Good players make their teams better on the field. Great players not only make their teams better, but make their teammates better in games and in practice. Sullivan belongs in the latter category.
“She’s a born leader and she makes our training sessions more intense,” Stanford head coach Paul Ratcliffe said about his senior captain. “She makes me want to be a better coach. She makes all of her teammates better. The level of intensity that she brings to every training session, everything she does just makes everyone want to get better.”
Although “born leader” in an oft-used descriptor, it is appropriate in Sullivan’s case. The 21-year old’s maturity and leadership has long been lauded. In 2014, she wore the armband for the U-20 World Cup Qualifying Tournament despite being the youngest member of the squad.
A select group of players under Ratcliffe’s tutelage have been given the responsibility of captaincy for three-fourths of their Stanford careers including Rachel Van Hollebeke and Marisa Abegg. Sullivan is a member of this group. On Saturday, Ratcliffe admitted in hindsight he should have named the Virginia native captain a year sooner.

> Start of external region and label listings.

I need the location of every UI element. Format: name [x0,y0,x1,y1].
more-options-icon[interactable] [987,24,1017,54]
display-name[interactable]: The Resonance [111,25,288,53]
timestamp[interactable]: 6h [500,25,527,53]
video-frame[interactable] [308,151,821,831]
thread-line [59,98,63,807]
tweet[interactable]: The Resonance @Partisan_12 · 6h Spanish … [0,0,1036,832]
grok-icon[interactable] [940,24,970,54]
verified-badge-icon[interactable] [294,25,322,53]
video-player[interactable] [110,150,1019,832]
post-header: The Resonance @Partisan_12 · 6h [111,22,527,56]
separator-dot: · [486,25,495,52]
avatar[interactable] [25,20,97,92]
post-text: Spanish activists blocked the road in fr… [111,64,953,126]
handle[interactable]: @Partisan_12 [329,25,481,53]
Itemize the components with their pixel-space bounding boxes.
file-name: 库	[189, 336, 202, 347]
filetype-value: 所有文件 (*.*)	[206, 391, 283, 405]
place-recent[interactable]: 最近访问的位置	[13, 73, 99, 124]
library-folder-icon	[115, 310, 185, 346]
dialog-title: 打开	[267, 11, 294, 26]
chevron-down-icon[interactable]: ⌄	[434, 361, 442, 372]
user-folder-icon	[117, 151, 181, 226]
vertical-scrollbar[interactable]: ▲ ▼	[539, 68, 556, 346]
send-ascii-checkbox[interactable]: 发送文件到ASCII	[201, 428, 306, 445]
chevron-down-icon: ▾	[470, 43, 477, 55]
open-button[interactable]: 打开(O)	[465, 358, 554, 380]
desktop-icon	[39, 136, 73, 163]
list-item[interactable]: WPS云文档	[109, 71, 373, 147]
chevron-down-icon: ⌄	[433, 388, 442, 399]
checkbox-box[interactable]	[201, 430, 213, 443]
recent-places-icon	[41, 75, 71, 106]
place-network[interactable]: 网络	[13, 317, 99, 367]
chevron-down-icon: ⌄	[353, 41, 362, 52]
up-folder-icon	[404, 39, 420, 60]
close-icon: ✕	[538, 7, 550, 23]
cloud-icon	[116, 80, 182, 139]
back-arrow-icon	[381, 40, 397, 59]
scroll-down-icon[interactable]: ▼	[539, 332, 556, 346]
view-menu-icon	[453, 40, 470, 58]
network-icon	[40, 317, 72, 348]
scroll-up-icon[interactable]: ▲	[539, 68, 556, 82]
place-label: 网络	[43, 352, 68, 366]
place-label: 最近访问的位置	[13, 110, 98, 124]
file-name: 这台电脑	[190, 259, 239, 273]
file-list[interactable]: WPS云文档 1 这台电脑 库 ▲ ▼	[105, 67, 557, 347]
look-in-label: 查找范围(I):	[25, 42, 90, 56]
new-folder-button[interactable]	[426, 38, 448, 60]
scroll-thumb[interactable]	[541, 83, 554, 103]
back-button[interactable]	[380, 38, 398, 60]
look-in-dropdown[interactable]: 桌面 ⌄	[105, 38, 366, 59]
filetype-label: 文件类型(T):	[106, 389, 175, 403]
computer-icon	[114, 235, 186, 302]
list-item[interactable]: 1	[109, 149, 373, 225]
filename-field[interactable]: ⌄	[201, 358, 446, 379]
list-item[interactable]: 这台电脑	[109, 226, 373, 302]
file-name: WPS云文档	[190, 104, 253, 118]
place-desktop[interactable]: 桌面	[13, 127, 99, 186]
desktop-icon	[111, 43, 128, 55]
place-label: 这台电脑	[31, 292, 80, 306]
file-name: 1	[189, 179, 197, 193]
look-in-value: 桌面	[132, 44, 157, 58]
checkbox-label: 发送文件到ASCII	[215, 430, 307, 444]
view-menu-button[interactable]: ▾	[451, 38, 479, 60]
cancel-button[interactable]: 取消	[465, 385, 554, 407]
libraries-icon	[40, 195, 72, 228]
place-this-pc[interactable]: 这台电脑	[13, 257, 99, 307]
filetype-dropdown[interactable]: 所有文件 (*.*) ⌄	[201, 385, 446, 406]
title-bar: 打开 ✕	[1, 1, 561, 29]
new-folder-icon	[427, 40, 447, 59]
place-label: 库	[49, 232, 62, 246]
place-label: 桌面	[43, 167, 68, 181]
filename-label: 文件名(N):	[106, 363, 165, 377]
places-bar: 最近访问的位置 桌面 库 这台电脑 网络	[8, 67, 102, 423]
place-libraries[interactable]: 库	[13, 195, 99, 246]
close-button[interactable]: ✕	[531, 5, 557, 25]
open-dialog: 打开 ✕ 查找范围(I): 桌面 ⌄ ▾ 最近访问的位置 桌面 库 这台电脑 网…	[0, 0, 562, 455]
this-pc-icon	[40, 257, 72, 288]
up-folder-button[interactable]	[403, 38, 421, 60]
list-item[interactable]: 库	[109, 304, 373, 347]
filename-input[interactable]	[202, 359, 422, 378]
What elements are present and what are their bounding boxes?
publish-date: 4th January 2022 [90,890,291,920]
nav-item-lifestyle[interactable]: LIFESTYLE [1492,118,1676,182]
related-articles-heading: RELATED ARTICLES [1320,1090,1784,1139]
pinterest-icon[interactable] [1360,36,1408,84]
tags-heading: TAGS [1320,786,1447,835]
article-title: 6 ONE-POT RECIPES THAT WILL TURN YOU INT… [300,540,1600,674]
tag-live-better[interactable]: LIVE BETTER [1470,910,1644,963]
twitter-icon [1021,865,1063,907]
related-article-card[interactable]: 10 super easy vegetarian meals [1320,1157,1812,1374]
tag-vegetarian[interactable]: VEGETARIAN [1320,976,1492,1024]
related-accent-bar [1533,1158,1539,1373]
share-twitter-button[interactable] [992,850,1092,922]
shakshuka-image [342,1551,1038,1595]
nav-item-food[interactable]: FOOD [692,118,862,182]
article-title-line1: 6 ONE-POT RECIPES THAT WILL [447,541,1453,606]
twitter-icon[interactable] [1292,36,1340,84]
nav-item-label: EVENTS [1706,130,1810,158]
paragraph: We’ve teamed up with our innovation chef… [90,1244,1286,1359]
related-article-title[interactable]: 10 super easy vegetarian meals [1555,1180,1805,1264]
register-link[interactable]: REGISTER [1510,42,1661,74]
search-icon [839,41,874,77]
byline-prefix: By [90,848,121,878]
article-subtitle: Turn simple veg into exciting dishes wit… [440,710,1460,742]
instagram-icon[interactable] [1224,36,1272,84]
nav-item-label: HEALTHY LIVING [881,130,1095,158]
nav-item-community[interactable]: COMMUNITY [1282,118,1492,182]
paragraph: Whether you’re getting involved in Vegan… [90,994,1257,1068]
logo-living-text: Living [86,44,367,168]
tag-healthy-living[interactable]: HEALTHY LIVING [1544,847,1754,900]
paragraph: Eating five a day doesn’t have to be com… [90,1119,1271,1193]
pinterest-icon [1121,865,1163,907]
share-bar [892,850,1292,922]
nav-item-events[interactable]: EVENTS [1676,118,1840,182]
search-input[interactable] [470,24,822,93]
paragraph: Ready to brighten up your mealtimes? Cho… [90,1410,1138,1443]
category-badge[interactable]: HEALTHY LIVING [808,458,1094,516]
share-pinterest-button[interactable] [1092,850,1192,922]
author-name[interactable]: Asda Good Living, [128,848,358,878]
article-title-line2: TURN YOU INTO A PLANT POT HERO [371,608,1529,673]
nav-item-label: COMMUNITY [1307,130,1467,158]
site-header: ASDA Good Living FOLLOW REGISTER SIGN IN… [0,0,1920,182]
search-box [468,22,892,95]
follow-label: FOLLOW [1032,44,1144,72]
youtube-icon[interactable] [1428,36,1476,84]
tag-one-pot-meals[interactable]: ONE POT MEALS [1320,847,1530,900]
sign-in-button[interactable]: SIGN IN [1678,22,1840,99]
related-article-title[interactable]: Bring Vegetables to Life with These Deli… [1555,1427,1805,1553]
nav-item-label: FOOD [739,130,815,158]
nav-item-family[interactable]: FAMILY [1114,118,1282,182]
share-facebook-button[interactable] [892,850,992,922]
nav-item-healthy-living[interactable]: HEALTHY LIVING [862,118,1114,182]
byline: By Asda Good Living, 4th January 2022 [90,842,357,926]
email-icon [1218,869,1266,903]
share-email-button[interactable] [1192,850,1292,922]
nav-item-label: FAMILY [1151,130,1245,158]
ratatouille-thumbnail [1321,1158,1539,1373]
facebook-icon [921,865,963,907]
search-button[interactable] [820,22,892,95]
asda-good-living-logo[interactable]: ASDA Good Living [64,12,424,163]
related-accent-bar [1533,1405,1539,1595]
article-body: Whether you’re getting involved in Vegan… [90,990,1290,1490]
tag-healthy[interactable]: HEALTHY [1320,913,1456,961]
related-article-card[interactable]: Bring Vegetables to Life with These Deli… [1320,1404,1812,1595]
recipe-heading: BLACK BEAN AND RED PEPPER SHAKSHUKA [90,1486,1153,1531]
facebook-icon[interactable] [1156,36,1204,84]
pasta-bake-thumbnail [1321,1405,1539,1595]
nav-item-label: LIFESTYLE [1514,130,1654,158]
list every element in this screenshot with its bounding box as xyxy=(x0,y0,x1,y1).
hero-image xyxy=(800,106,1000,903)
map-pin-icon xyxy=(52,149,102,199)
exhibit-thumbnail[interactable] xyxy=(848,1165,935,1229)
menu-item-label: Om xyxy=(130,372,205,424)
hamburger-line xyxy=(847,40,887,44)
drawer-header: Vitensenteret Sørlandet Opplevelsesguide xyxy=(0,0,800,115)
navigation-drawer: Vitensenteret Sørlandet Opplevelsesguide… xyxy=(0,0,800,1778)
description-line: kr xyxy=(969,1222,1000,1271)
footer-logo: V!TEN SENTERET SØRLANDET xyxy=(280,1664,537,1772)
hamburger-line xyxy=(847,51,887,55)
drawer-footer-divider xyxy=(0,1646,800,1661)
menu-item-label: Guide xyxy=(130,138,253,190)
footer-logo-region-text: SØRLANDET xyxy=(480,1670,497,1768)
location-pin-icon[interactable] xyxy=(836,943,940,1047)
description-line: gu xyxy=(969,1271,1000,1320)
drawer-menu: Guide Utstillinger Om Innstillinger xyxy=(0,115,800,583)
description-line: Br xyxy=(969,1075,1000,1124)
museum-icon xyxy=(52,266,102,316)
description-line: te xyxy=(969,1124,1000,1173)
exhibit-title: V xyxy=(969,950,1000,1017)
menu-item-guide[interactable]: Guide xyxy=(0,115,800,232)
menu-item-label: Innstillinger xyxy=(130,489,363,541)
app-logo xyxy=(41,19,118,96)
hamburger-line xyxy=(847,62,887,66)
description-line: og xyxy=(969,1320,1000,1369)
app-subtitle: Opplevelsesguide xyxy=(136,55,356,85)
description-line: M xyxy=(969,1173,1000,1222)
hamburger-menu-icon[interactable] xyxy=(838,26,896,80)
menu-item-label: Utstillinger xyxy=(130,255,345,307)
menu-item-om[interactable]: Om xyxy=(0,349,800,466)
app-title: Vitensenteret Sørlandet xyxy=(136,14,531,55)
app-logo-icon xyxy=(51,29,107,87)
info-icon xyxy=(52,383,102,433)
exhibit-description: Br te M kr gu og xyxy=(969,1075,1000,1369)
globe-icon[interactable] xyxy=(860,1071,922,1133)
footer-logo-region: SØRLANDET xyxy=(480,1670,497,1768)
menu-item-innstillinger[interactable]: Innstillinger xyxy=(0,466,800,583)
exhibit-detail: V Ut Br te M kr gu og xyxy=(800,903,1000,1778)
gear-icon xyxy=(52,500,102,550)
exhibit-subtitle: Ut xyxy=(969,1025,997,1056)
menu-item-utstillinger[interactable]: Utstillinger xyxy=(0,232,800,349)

On the subject of her leadership ability, Sullivan is quick to deflect, finding that the attention she’s gotten for it isn’t warranted. Perhaps that type of reaction is fitting coming from a holding midfielder whose role includes doing the work that allows other people to shine.
“I think that our Stanford team has a lot of really good leadership and a lot of different leadership styles, and so I think I’m getting a lot of unnecessary credit,” Sullivan said. “I think so many people have different roles on this team and everyone has stepped up and fulfilled them and so my job’s been pretty easy.”
A subject the senior more keenly discusses is what she’s learned in the last year both as a player and a person, the key lessons she’s taken from her injury and the subsequent recovery concerned perspective and patience.
“I think now I’m like okay, whatever moment I’m in, I’m in it, and I can’t really change that and so just I’m embracing every moment and making the best out of it,” Sullivan said. “I developed as a person and (am) investing in relationships, my education, all that stuff.”
Those lessons were hard won as she dealt with the intense rehab, small incremental progress and the frustration of not being “herself’ on the soccer field. The midfielder had to work her way back both in terms of her skill set and her minutes on the field.
On Sunday, Sullivan attempted to put into words what it felt like to end her college career as a national champion. “I don’t think I’ve ever felt so like complete in my whole life,” she said.
Maybe a person can only truly understand what it means to be complete after losing, albeit temporarily, a big part of herself.